If left untreated, androgen insensitivity syndrome may lead to cancers of the male breast, larynx, liver, testes and bladder. Common complications of androgen insensitivity syndrome include Infertility, psychological and social issues, osteoporosis, and cancers. Prognosis is good after orchidectomy at the proper time. For incomplete AIS patients, it depends on the presence and severity of ambiguous genitalia.

Diagnosis

History and Symptoms

The diagnosis of AIS is determined in a 46,XY individual by the undermasculinization of the external genitalia, impaired spermatogenesis and absent or rudimentary müllerian structures. Cases of CAIS are diagnosed during abdominal surgery, delayed menarche and infertility.

Physical Examination

Androgen insensitivity syndrome (AIS) is typically characterized by evidence of feminization (i.e., undermasculinization) of the external genitalia at birth, abnormal secondary sexual development in puberty, and infertility in individuals with a 46,XY karyotype.

Laboratory Findings

Evidence of normal or increased synthesis of testosterone and its normal conversion to dihydrotestosterone, and normal or increased luteinizing hormone (LH) production by the pituitary gland AND/OR by the identification of a hemizygous pathogenic variant.

Imaging Findings

There are no X-ray and MRI findings associated with androgen insensitivity syndrome.
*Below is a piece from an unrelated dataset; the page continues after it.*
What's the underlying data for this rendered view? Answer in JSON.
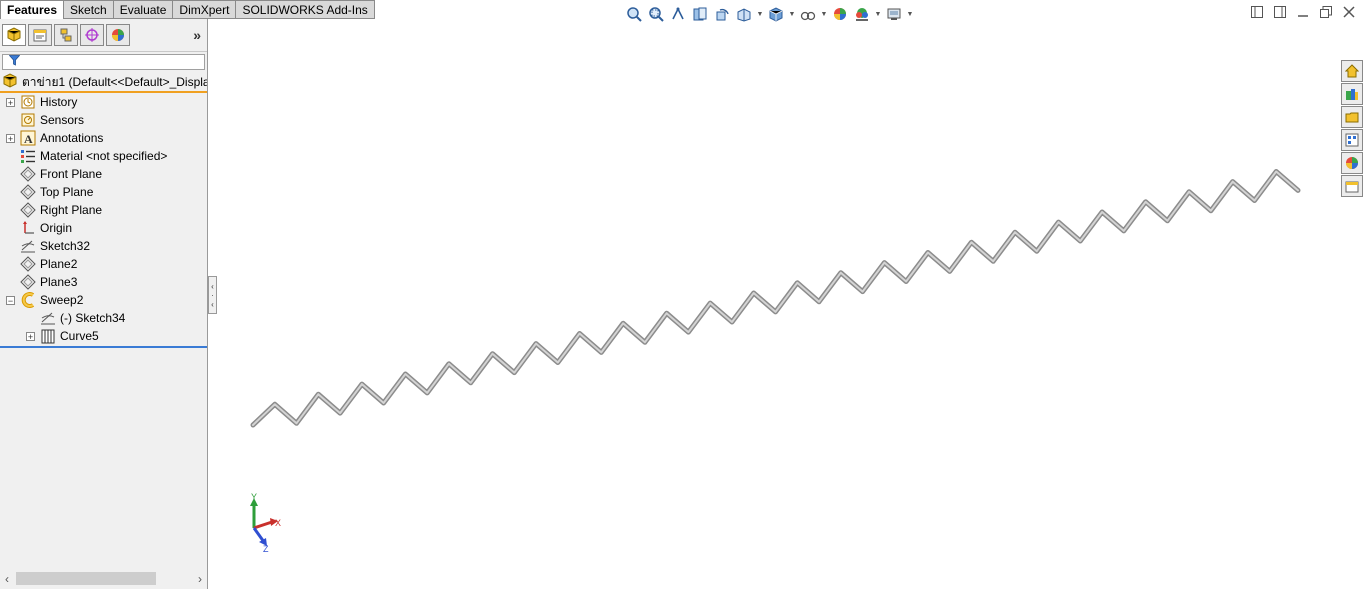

Findings of seminoma are observed by FDG PET/CT in androgen insensitivity syndrome. Incidental detection of sertoli-Leydig cell tumor by FDG PET/CT imaging. Radiology findings in the “predominantly male” phenotype including impaired development of the prostate and of the wolffian duct derivatives demonstrated by ultrasonography or genitourography.

Other Diagnostic Studies

There are other diagnostic studies associated with androgen insensitivity syndrome.

Treatment

Medical Therapy

A multidisciplinary approach is recommended for clinical management from infancy through to adulthood. Hormone replacement therapy is needed following gonadectomy. Patients who choose to retain the gonads are at risk of developing germ cell tumors for which sensitive circulating tumor markers may soon become available.

Surgery

Surgical approach to the Androgen insensitivity syndrome involves vaginal dilation or gonadectomy or determination of sex which depend on various factors such as the type of AIS, age, sex and preventive measures to be taken in adolescence and adulthood.

Prevention

Currently there are no established methods to prevent androgen insensitivity syndrome (AIS). However, various treatment options may help manage the symptoms of AIS. Genetic counseling is advisable for parents as well as the affected individuals. The use of preimplantation genetic screening, noninvasive prenatal screening and ultrasonography and laparoscopic surgery may help identify, prevent or rectify accordingly. Women with CAIS have decreased bone mineral density, regardless of timing of gonadectomy.